The ecologists assessed the habitat loss due to illegal logging within a 1 km radius around 29 hornbill nest trees. From 2011 to 2019, the forest cover was found to have declined from 38.55 sq.km. to 21.94 sq.km. around these trees. Hornbills used to be hunted for their casques — upper beak — and feathers for adorning headgear despite being cultural symbols of some ethnic communities in the northeast, specifically the Nyishi of Arunachal Pradesh. But a 20-year-old conservation programme entailing the use of fibre-glass beaks defused the threat to the birds to a large extent.
Illegal logging, however, has however led to fewer tall trees where the birds nest. While the protected areas such as Pakke are better guarded, the forests are often under pressure due to agricultural expansion, conversion to plantations or logging. According to the Global Forest Watch 2020 report, Arunachal Pradesh lost 1,110 sq.km. of primary forest from 2002-2019.

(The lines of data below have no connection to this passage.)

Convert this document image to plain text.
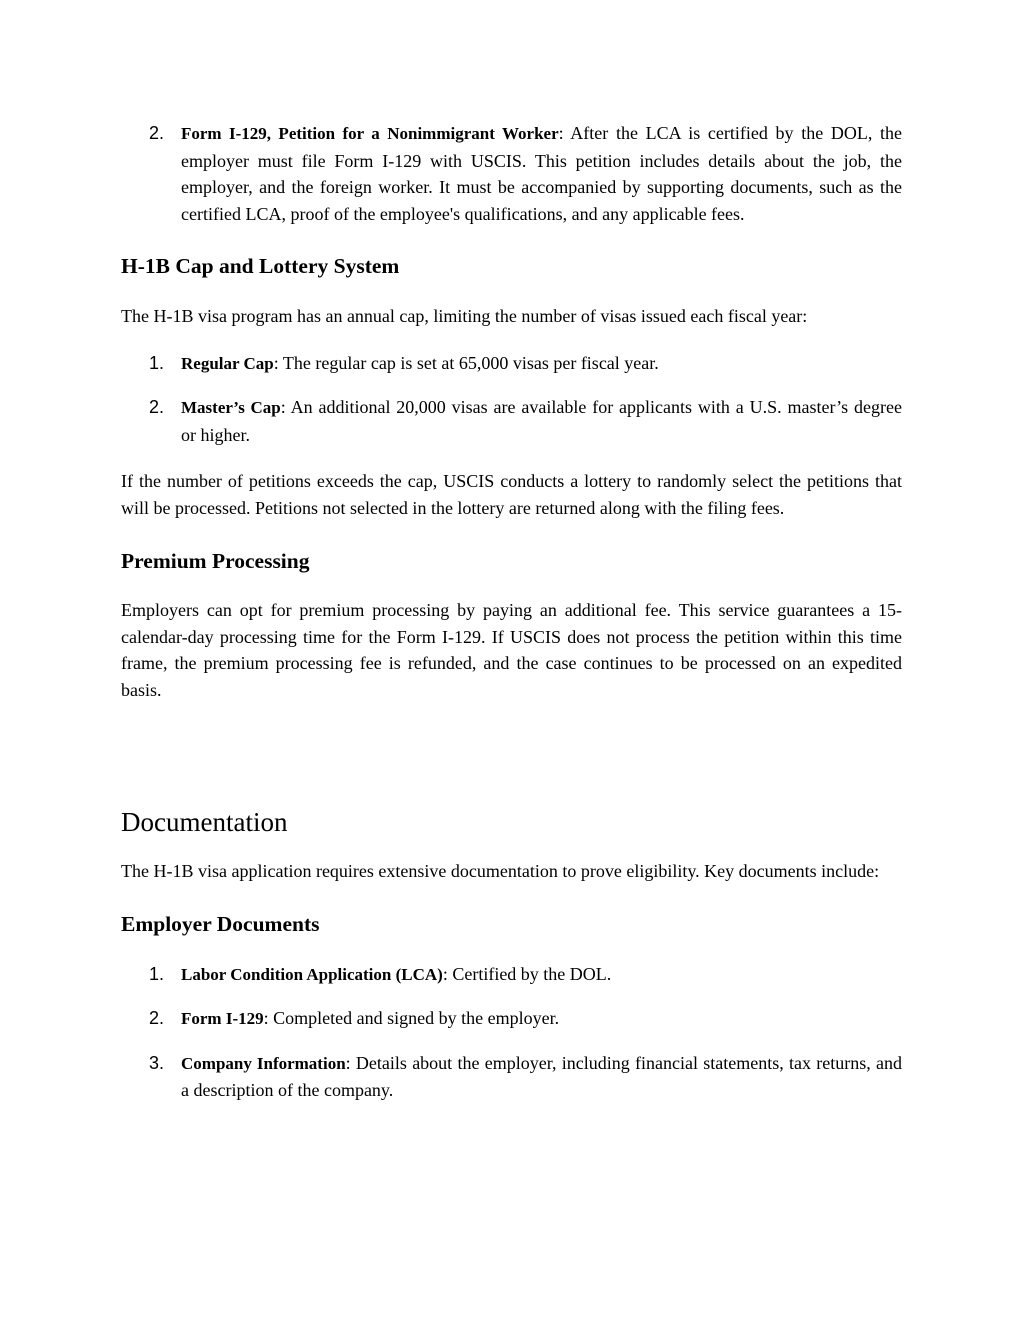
2. Form I-129, Petition for a Nonimmigrant Worker: After the LCA is certified by the DOL, the employer must file Form I-129 with USCIS. This petition includes details about the job, the employer, and the foreign worker. It must be accompanied by supporting documents, such as the certified LCA, proof of the employee's qualifications, and any applicable fees.
H-1B Cap and Lottery System

The H-1B visa program has an annual cap, limiting the number of visas issued each fiscal year:

1. Regular Cap: The regular cap is set at 65,000 visas per fiscal year.
2. Master’s Cap: An additional 20,000 visas are available for applicants with a U.S. master’s degree or higher.

If the number of petitions exceeds the cap, USCIS conducts a lottery to randomly select the petitions that will be processed. Petitions not selected in the lottery are returned along with the filing fees.

Premium Processing

Employers can opt for premium processing by paying an additional fee. This service guarantees a 15-calendar-day processing time for the Form I-129. If USCIS does not process the petition within this time frame, the premium processing fee is refunded, and the case continues to be processed on an expedited basis.

Documentation

The H-1B visa application requires extensive documentation to prove eligibility. Key documents include:

Employer Documents
1. Labor Condition Application (LCA): Certified by the DOL.
2. Form I-129: Completed and signed by the employer.
3. Company Information: Details about the employer, including financial statements, tax returns, and a description of the company.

Papum is also an important and large bird and biodiversity area (IBA) as well, which is in western Arunachal Pradesh and is located between two IBAs, Itanagar Wildlife Sanctuary to the east and Pakke Wildlife Sanctuary to the west. The site covers foothills as well as some higher hills in the Himalaya. A large number of perennial streams irrigate this IBA, and ultimately drain into the Brahmaputra river. Papum reserve forest forms part of the Eastern Himalayas Endemic Bird Area. A large part of the site is covered by subtropical dry evergreen and semi-evergreen forests, while the higher areas are under subtropical broadleaf hill forest cover.